In order to fund our return to Perth, we had to sell our remaining contact with the city - our parents's unit in Claremont. After Susan and I left home, Alan and Betty downsized into a modest unit close(ish) to their beloved Cottesloe Beach. For years, we all squeezed into the place to spend summer Christmases with them and catch up with friends at Betty's famous backyard parties.Even our current cat, Indigo, spent her first Christmas at Anstey St. 

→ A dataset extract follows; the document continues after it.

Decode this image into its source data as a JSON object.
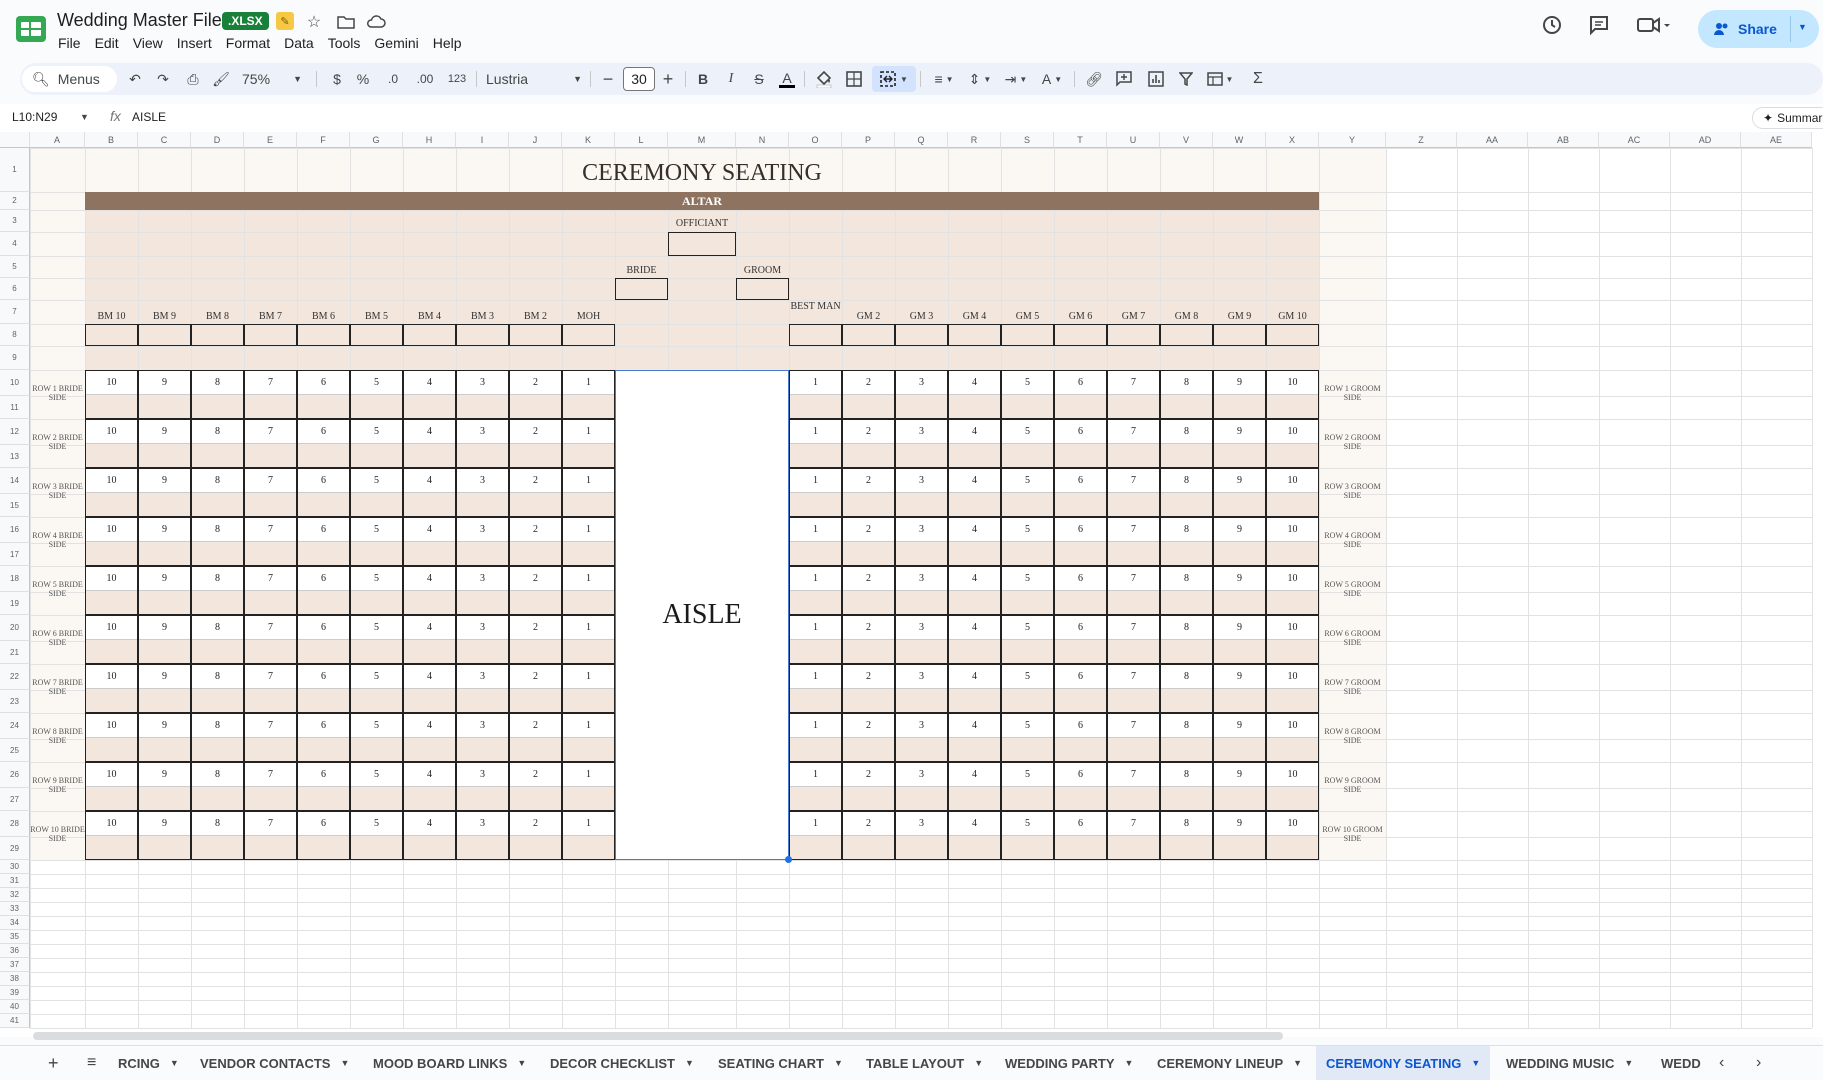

Susan, Sebastian & Betty, Christmas 2006 at Anstey St

Since Betty's death in 2008 we had been renting the unit out via Shellabears, the real estate company that had sold it to the parents in the first place, so we turned to them (after some due diligence) and saw the full impact of the ferocious Perth property market:

- Saturday opening

- First offer in by Sunday

- Shellebears pondering whether it was even worth doing another opening, but did so on Wednesday

- 6 offers in by Thursday

- sold by Friday.

I wondered whether I'd feel any remorse about selling a place with so much history but it had been years since we'd been physically been in it. To add to the sense of disconnection, the strata managers had arranged reroofing and painting and turned what had been a classic faux-Spanish building with orange tiles, green shutters and white walls, perfect for the Perth climate, into a grey tinned roof place with a dull cream paint and bleu/grey shutters. The ruined aesthetic of the place changed my connection to it.

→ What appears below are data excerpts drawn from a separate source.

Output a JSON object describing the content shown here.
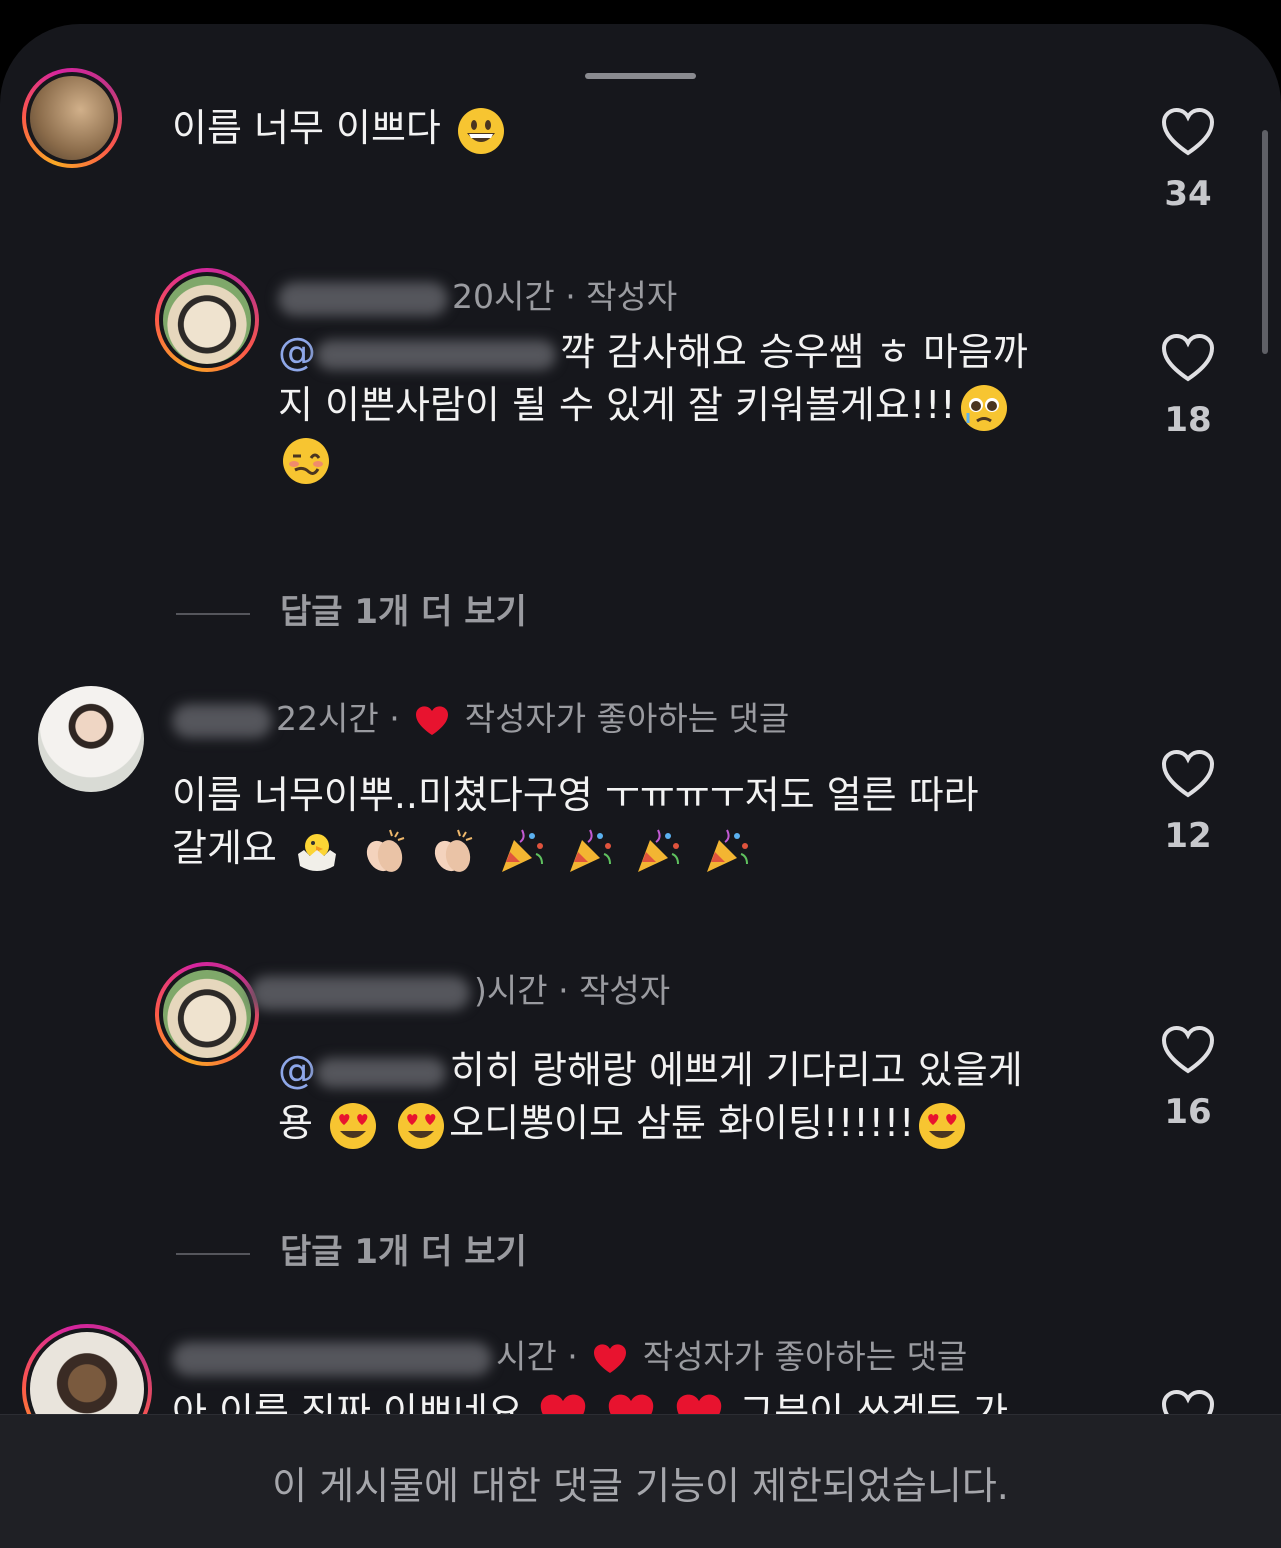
{
  "comments": [
    {
      "text": "이름 너무 이쁘다",
      "likes": "34"
    },
    {
      "meta": "20시간 · 작성자",
      "mention": "@",
      "text_line1": "꺅 감사해요 승우쌤 ㅎ 마음까",
      "text_line2": "지 이쁜사람이 될 수 있게 잘 키워볼게요!!!",
      "likes": "18"
    },
    {
      "meta_time": "22시간 ·",
      "meta_liked": "작성자가 좋아하는 댓글",
      "text_line1": "이름 너무이뿌..미쳤다구영 ㅜㅠㅠㅜ저도 얼른 따라",
      "text_line2": "갈게요",
      "likes": "12"
    },
    {
      "meta": "시간 · 작성자",
      "meta_prefix": ")",
      "mention": "@",
      "text_line1": "히히 랑해랑 에쁘게 기다리고 있을게",
      "text_line2_a": "용",
      "text_line2_b": "오디뽕이모 삼튠 화이팅!!!!!!",
      "likes": "16"
    },
    {
      "meta_time": "시간 ·",
      "meta_liked": "작성자가 좋아하는 댓글",
      "text_partial": "아 이름 진짜 이쁘네요",
      "text_partial2": "그분이 쓰겠든 가"
    }
  ],
  "more_replies": [
    "답글 1개 더 보기",
    "답글 1개 더 보기"
  ],
  "footer": {
    "notice": "이 게시물에 대한 댓글 기능이 제한되었습니다."
  },
  "icons": [
    "heart-outline-icon",
    "heart-filled-icon",
    "grinning-emoji",
    "pleading-emoji",
    "woozy-emoji",
    "hatching-chick-emoji",
    "clapping-emoji",
    "party-popper-emoji",
    "heart-eyes-emoji",
    "red-heart-emoji"
  ],
  "colors": {
    "background": "#16171c",
    "mention": "#8ea7e8",
    "heart": "#e8132f"
  }
}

One of the best memories I have of Anstey St is coming back to the unit after a summer swim and receiving a phone call from a Melbourne policeman. Someone had complained about the content of a David Hare play Melbourne Theatre Company was presenting. I confess I did feel somewhat self-conscious standing in my parents's living room in my bathers discussing scenes of nudity and oral sex with a stranger. Luckily, the police accepted that it was 'art' but with the publicity, we did have a sell out season.